At each site, hourly: intra-site urgency modulation across the execution agents, MO disaggregation, always-on coordination of what the site's execution layer should attend to next.

L1 Execution
<10 ms · one decision

Atomic Decisions

11+ task-specific execution agents per site, conformal-bounded, sub-10 ms inference. The per-decision-class layer: PO creation, MO release / execution, transfer dispatch / execution, ATP allocation, inventory buffering, rebalancing, forecast adjustment, quality, maintenance, subcontract, order tracking.

Two flows, one substrate

What each tier emits, and what each tier consumes.

Down: context, guardrails, targets
  • L4 to L3: network-wide policy, KPI targets, guardrail envelope.
  • L3 to L2: domain-reconciled plan-of-record, exception thresholds, priority weights.
  • L2 to L1: site-level urgency modulation, per-decision-class governance gates.
Up: escalation and feedback
  • L1 to L2: decisions actioned, exceptions surfaced, override capture.
  • L2 to L3: site-health signals, structural drift, leading indicators of policy stress.
  • L3 to L4: domain-reconciliation tensions that the current envelope cannot resolve; trigger for policy rework.

Each tier only ever sees the surface above and the surface below it.

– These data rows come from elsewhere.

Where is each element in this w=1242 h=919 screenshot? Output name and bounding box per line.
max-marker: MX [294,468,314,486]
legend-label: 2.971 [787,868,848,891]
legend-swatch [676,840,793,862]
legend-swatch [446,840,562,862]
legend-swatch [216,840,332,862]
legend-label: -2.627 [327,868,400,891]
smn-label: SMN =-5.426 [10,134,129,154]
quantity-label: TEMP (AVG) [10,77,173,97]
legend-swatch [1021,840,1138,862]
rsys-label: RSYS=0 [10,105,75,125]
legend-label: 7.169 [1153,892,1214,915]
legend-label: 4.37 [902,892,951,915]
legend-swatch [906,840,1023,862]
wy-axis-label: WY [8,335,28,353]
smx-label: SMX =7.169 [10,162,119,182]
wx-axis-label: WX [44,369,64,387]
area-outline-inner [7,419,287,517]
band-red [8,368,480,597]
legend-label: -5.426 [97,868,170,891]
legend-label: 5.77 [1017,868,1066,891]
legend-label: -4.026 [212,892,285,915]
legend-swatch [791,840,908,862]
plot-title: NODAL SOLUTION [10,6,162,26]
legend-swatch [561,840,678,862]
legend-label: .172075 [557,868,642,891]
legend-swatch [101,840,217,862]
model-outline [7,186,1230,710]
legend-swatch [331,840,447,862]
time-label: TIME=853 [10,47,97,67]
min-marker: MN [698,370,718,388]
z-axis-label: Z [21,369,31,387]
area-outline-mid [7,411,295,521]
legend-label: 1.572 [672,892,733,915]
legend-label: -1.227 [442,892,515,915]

No tier is asked to reason at someone else's horizon.

Why a hierarchy, not a flat agent swarm

A flat workforce of equally-empowered agents cannot make a network-wide policy choice and a sub-second execution call with the same surface. The policy choice needs weeks of context; the execution call has milliseconds. Mixing them invites either over-cautious execution (every L1 decision waits on a network re-plan) or under-constrained execution (every L1 agent makes a strategically incoherent local choice).

The hierarchy resolves this by making the L4 envelope the only surface that holds network-wide policy authority, and making the L1 agents the only surface that holds sub-second decision authority. Each is decoupled from the other except through the envelope-and-feedback contract. The L1 agent does not need to know how the envelope was set; it needs to know what the envelope is, right now. The L4 agent does not need to know which L1 atomic decision the network just made; it needs to know whether the policy is holding up against observed reality.

Crucially, every layer is governed by the same AI·IO·ML operating model. Agents always act; humans inspect, inform, or override. The hierarchical structure is what makes that operating model coherent across cadences.